Heimin (平民) is the Japanese word for commoner. The word first came into use towards the end of the Edo period to denote people who were born without any social privileges, contrasting them with shizoku. Heimin mostly consisted of farmers, artisans and merchants.

During the Meiji Restoration, Japan began a period of rapid industrialisation and Westernisation. By the 1880s, the samurai, who were once de facto in control of Japan, had lost a major part of their significance and power, which coincided with the rise of the heimin class. In accordance with the new period of Westernisation, Japan's social values changed, and economic status was eventually considered more important than a person's family history.

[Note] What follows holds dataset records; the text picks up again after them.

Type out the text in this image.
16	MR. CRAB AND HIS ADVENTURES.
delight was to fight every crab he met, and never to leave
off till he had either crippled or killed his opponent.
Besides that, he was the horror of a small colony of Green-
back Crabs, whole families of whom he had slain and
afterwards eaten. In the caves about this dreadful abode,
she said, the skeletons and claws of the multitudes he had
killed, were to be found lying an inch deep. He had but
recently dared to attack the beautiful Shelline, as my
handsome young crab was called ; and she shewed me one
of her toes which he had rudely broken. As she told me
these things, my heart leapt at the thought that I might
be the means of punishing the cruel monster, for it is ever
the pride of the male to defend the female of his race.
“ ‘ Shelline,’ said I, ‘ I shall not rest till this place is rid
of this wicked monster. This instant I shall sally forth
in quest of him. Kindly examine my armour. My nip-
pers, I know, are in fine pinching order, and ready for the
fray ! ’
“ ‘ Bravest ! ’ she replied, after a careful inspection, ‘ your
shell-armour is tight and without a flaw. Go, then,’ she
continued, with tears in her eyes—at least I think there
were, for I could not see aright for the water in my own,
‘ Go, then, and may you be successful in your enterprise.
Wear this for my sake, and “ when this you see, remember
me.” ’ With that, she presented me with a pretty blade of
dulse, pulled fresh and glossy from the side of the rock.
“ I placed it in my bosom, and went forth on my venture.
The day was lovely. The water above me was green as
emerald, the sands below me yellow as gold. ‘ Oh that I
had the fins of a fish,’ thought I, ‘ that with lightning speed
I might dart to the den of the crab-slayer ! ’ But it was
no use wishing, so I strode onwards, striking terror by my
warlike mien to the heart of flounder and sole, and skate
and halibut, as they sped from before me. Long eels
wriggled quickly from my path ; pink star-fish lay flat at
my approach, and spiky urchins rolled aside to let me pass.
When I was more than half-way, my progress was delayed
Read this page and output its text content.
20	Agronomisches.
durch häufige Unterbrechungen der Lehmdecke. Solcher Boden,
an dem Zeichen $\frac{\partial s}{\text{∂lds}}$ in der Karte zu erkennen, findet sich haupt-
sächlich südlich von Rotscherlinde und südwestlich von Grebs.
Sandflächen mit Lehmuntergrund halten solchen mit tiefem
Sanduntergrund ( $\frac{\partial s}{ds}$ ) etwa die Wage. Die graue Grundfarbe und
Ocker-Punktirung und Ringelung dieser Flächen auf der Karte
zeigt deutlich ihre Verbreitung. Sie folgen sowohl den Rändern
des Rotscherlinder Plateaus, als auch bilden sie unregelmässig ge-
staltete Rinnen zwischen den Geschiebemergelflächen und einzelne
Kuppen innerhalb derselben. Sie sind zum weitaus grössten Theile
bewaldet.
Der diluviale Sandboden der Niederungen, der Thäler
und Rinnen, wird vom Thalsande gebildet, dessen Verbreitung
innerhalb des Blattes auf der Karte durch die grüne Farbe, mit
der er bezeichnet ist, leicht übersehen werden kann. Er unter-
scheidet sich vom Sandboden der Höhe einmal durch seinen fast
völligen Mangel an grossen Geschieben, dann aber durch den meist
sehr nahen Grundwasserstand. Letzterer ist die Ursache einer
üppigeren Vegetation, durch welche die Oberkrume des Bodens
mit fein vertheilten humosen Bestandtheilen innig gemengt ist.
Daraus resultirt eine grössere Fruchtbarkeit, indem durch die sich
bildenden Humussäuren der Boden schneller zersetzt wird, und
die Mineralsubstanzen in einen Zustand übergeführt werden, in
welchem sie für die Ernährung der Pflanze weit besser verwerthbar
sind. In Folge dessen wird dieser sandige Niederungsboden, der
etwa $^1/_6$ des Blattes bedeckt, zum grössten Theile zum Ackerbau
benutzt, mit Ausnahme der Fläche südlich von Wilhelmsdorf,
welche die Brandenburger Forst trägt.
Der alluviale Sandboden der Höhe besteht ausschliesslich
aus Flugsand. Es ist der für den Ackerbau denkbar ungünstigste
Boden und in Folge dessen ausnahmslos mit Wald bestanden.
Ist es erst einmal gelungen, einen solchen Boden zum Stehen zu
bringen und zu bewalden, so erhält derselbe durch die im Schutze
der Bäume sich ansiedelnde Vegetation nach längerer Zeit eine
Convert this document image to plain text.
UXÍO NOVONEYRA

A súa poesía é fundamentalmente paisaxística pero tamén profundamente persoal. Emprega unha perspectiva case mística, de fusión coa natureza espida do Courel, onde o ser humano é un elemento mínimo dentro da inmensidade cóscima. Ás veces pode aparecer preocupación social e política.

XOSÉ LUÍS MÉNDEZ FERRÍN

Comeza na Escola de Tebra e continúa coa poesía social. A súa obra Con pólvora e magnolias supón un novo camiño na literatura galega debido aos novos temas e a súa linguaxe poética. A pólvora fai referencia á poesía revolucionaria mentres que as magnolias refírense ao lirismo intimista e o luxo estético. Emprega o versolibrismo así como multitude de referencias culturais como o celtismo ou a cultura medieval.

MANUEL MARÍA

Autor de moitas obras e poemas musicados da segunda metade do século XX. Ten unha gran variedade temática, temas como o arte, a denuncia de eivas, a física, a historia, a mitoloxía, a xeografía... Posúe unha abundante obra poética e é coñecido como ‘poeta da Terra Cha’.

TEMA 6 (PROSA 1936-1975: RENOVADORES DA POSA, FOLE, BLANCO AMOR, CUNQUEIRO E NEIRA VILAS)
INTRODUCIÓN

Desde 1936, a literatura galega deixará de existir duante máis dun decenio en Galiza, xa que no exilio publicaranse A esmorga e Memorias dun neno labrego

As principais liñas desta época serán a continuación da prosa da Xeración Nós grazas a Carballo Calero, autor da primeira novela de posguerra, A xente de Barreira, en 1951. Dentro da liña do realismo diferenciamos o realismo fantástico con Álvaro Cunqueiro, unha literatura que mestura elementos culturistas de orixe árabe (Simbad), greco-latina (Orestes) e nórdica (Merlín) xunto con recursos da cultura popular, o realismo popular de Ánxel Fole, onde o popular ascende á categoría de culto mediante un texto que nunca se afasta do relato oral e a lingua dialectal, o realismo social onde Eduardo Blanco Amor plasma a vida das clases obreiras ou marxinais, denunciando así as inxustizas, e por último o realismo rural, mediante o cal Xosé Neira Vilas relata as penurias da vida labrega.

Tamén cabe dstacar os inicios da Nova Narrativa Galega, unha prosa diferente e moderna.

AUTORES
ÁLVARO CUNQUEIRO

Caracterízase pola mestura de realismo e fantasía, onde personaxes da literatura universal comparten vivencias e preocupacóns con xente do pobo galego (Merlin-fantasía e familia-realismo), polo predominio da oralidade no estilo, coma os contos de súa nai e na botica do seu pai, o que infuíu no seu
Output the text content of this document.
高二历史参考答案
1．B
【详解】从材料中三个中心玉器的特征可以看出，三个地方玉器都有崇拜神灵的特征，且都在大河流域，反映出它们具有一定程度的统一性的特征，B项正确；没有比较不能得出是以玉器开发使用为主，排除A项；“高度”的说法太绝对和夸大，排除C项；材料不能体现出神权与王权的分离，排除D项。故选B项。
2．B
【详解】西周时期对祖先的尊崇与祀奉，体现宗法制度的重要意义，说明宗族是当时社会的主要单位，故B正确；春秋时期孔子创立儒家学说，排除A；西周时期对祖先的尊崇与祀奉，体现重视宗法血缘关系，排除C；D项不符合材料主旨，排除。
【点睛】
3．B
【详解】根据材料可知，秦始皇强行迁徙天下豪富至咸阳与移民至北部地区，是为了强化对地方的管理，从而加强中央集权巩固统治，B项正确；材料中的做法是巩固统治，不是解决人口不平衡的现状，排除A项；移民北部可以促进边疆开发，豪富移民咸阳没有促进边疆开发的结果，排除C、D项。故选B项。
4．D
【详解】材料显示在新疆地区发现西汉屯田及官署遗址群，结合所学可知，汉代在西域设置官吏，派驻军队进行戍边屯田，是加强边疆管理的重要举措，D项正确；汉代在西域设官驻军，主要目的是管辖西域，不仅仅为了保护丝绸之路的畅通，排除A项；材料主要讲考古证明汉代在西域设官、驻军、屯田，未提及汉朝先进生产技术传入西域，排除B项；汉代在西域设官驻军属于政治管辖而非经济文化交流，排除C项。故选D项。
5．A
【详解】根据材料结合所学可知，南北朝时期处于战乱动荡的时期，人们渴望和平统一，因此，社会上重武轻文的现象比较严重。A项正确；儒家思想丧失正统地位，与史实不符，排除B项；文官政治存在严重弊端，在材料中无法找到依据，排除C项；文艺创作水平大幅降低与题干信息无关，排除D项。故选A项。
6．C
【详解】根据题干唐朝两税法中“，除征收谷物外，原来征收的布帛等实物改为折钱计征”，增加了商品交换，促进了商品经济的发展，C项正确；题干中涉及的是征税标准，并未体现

Tokutomi Sohō, in his essay Youth of the New Japan (Shin Nihon no Seinen), argued that the traditionalist outlook of Japan's aristocrats was stifling economic development, as heimin suffered from discrimination and unemployment – in 1891, only 50% of Japanese politics and economics college graduates were able to find employment. Furthermore, only 2% of the population was allowed to vote, of which most were "landowners and capitalists". Sohō believed that Japan would not be able to thrive unless aristocratic "social parasites" relinquished their control over the country's politics and economy. Sohō also coined the term heiminism, to describe his advocacy for Japanese industrialisation and democratisation.